A autora portuguesa foi escolhida por unanimidade pelo júri; premiação de 100 mil euros reconhece uma obra marcada pela memória, reflexão social e defesa dos direitos humanos.
Por Redação F. J. Hora OnLine
2 de julho de 2026
A escritora portuguesa Lídia Jorge é a grande vencedora do Prêmio Camões de Literatura 2026, a maior honraria da língua portuguesa. O anúncio foi feito no início da tarde desta quinta-feira (2), após uma reunião virtual do júri técnico.
A autora receberá uma premiação no valor de 100 mil euros (cerca de R$ 600 mil na cotação atual), concedida por meio de um subsídio conjunto entre a Fundação Biblioteca Nacional (FBN), vinculada ao Ministério da Cultura do Brasil (MinC), e o Governo de Portugal. Além do valor financeiro, a escritora receberá um diploma assinado diretamente pelos chefes de Estado dos dois países.
Uma obra dedicada à memória e às mulheres
Nascida no Algarve em 1946, Lídia Jorge é considerada uma das vozes mais proeminentes e necessárias da literatura contemporânea. Sua vasta obra é amplamente reconhecida pela análise profunda da história recente de Portugal, abordando feridas do passado ditatorial, as complexidades da emigração e o impacto das transformações históricas no cotidiano das famílias.
Em ata oficial, o júri destacou que o prêmio foi concedido por unanimidade:
“Desde ‘O Dia dos Prodígios’, de 1979, o diversificado conjunto da obra de Lídia Jorge contribui para enriquecer o património literário e cívico-cultural da língua portuguesa, trazendo experiências do último período da guerra colonial.
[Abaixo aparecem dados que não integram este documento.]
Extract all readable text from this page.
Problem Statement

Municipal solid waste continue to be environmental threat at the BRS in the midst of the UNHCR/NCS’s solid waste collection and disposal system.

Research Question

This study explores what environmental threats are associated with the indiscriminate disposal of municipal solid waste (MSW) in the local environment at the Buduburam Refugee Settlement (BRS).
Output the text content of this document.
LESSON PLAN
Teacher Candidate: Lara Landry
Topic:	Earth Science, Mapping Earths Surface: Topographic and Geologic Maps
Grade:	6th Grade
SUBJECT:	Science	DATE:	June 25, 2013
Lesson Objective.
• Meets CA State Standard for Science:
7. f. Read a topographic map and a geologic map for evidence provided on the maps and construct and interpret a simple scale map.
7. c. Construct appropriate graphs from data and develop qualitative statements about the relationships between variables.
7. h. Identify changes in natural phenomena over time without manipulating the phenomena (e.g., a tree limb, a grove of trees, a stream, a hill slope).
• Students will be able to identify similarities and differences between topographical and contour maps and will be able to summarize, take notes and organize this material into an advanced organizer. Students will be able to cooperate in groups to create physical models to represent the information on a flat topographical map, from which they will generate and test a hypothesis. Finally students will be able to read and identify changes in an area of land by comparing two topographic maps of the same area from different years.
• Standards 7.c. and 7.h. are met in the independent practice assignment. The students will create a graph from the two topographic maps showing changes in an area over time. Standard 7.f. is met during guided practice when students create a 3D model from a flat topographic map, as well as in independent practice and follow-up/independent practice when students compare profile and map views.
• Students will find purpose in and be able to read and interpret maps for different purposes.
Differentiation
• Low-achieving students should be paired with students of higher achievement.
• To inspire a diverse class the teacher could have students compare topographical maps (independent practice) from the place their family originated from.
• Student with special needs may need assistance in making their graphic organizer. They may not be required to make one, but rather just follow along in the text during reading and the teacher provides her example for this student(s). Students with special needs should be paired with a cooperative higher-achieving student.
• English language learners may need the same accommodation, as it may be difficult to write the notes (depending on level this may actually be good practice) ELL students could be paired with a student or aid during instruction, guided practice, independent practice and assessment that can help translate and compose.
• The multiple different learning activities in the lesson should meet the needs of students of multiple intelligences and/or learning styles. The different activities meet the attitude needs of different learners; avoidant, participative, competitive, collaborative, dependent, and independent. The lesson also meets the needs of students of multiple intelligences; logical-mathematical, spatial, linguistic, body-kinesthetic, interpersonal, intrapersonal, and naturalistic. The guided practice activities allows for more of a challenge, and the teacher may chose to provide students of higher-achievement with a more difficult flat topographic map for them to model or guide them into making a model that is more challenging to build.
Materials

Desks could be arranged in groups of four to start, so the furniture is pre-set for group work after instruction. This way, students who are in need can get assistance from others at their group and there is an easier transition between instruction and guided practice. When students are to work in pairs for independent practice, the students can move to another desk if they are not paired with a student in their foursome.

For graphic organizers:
A sua escrita, marcada por uma prosa poética densa, aborda o passado ditatorial de Portugal, a condição feminina (...) com um estilo literário de forte carga lírica e foco na memória coletiva.”
A defesa dos direitos humanos e o foco na condição feminina também são marcas registradas de livros aclamados da autora, como A Costa dos Murmúrios (1988) e o recente e premiado Misericórdia (2022).
Celebração da Língua Portuguesa
A ministra da Cultura do Brasil, Margareth Menezes, celebrou publicamente a escolha de Lídia Jorge, reforçando o papel do prêmio como um elo cultural entre as nações lusófonas.
“A escolha de Lídia Jorge celebra uma das grandes vozes da literatura em língua portuguesa, cuja obra reafirma o poder da escrita para preservar memórias, ampliar horizontes e promover reflexões sobre a condição humana”, afirmou a ministra. “O Prêmio Camões simboliza a riqueza da nossa língua comum e o compromisso permanente do Brasil e dos países lusófonos com a valorização da cultura.”
Com a conquista, Lídia Jorge se junta a uma galeria ilustre de autores que já receberam a honraria, como os portugueses José Saramago e Sophia de Mello Breyner Andresen, e os brasileiros Chico Buarque, Raduan Nassar e Lygia Fagundes Telles.
Principais Obras de Lídia Jorge para conhecer:
O Dia dos Prodígios (1979): O romance de estreia que marcou a literatura pós-Revolução dos Cravos.
A Costa dos Murmúrios (1988): Reflexão poderosa sobre a Guerra Colonial na África sob a perspectiva feminina.
Misericórdia (2022): Obra profundamente tocante inspirada nos últimos meses de vida de sua mãe, escrita a pedido dela durante a pandemia.